Speaking of her own experiences in the process of being diagnosed with Ehlers-Danlos Syndrome hypermobility type (hEDS), Eagle urged those pursuing degrees in the medical field to not tell patients their conditions are all in their heads — because it happened to her.

It took Eagle visits to over 10 specialists in four different states over four years to receive a diagnosis. She would often find herself in the emergency room with excruciating pain, but would find it hard to receive treatment because there wasn’t a concrete reason.

“When you’re in the ER, you’re either told that you’re drug seeking, it’s all in your head or that you’re doing it for attention,” she told the crowd of 200.

Eagle had almost given up hope. She knew the pain she was experiencing was real, but she began to believe she was causing herself this pain. She wanted answers so her legitimacy of pain would never be questioned again.

“It might seem peculiar that I was hoping to be diagnosed with a rare genetic disorder without a cure, but having a diagnosis allowed me to be taken seriously as a patient,” she said. 

Patients will visit an average of 7.3 physicians over the course of 4.8 years from the time they first experience symptoms to when they receive an accurate diagnosis, according to research published in the Journal of Rare Disorders.

In addition to hammering down the need for an increase in awareness of rare diseases in the medical field, Eagle also spoke about how hEDS affects her daily life.

She explained the Spoon Theory — a neologism written by Christine Miserandino — to explain the idea of having to prioritize her energy.

Following her speech Eagle encouraged attendees to learn about the 10 different rare diseases that were represented at the event and to ask them questions.

Amber Caldwell, junior in child, adult and family services, was born with three vertebrae that had not separated. Essentially, the back of her spine was growing, and the front wasn’t, causing her spine to look like a wedge.

“Imagine a hunchback old grandma. That’s the easiest way to explain it,” she said.

She didn’t find out she had Congenital Kyphosis until she was in 7th grade. At age 16 she had surgery to help correct it, but continues to live with pain.

To help ease her pain, she uses a Transcutaneous Electrical Nerve Stimulation, or TENS, unit. A TENS unit eases back pain by sending an electric current across the skin and along nerve strands.

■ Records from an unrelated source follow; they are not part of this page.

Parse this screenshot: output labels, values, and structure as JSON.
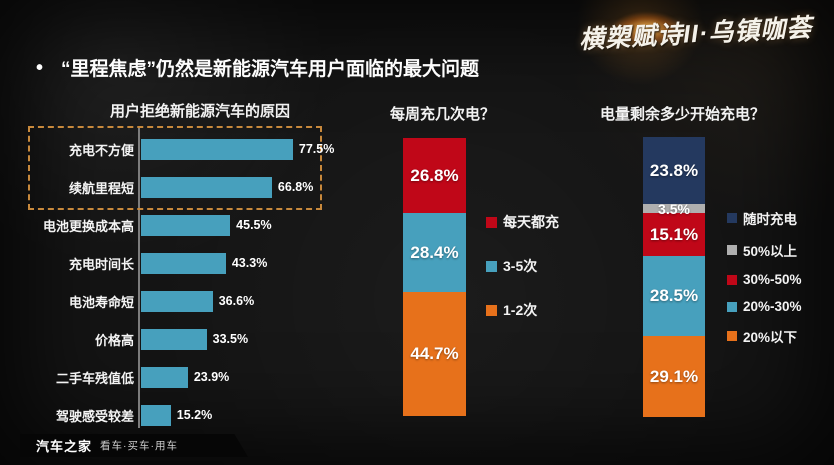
{
  "watermark": {
    "text": "横槊赋诗II·乌镇咖荟"
  },
  "header": {
    "bullet": "•",
    "title": "“里程焦虑”仍然是新能源汽车用户面临的最大问题"
  },
  "footer": {
    "brand": "汽车之家",
    "tagline": "看车·买车·用车"
  },
  "colors": {
    "bar_teal": "#47a0bd",
    "red": "#c00718",
    "orange": "#e7711b",
    "navy": "#24395f",
    "gray": "#afafaf",
    "highlight_box": "#c8893c",
    "axis": "#8f8f8f"
  },
  "chart_data": [
    {
      "type": "bar",
      "orientation": "horizontal",
      "title": "用户拒绝新能源汽车的原因",
      "categories": [
        "充电不方便",
        "续航里程短",
        "电池更换成本高",
        "充电时间长",
        "电池寿命短",
        "价格高",
        "二手车残值低",
        "驾驶感受较差"
      ],
      "values": [
        77.5,
        66.8,
        45.5,
        43.3,
        36.6,
        33.5,
        23.9,
        15.2
      ],
      "value_suffix": "%",
      "bar_color": "#47a0bd",
      "xlim": [
        0,
        100
      ],
      "grid": false,
      "highlighted_categories": [
        "充电不方便",
        "续航里程短"
      ]
    },
    {
      "type": "bar",
      "subtype": "stacked-column",
      "title": "每周充几次电？",
      "value_suffix": "%",
      "legend_position": "right",
      "segments": [
        {
          "label": "每天都充",
          "value": 26.8,
          "color": "#c00718"
        },
        {
          "label": "3-5次",
          "value": 28.4,
          "color": "#47a0bd"
        },
        {
          "label": "1-2次",
          "value": 44.7,
          "color": "#e7711b"
        }
      ]
    },
    {
      "type": "bar",
      "subtype": "stacked-column",
      "title": "电量剩余多少开始充电？",
      "value_suffix": "%",
      "legend_position": "right",
      "segments": [
        {
          "label": "随时充电",
          "value": 23.8,
          "color": "#24395f"
        },
        {
          "label": "50%以上",
          "value": 3.5,
          "color": "#afafaf"
        },
        {
          "label": "30%-50%",
          "value": 15.1,
          "color": "#c00718"
        },
        {
          "label": "20%-30%",
          "value": 28.5,
          "color": "#47a0bd"
        },
        {
          "label": "20%以下",
          "value": 29.1,
          "color": "#e7711b"
        }
      ]
    }
  ]
}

Other conditions represented included Oculocutaneous Albinism, Ehlers-Danlos Syndrome, Eosinophilic esophagitis, Glioblastoma, Larsen Syndrome, Narcolepsy, Osteogenesis Imperfecta, Phenylketonuria (PKU) and Progressive Familial Intrahepatic Cholestasis.

Eagle intends on starting a rare disease club next year. Anyone is welcome to join, even if they don’t have a rare disease.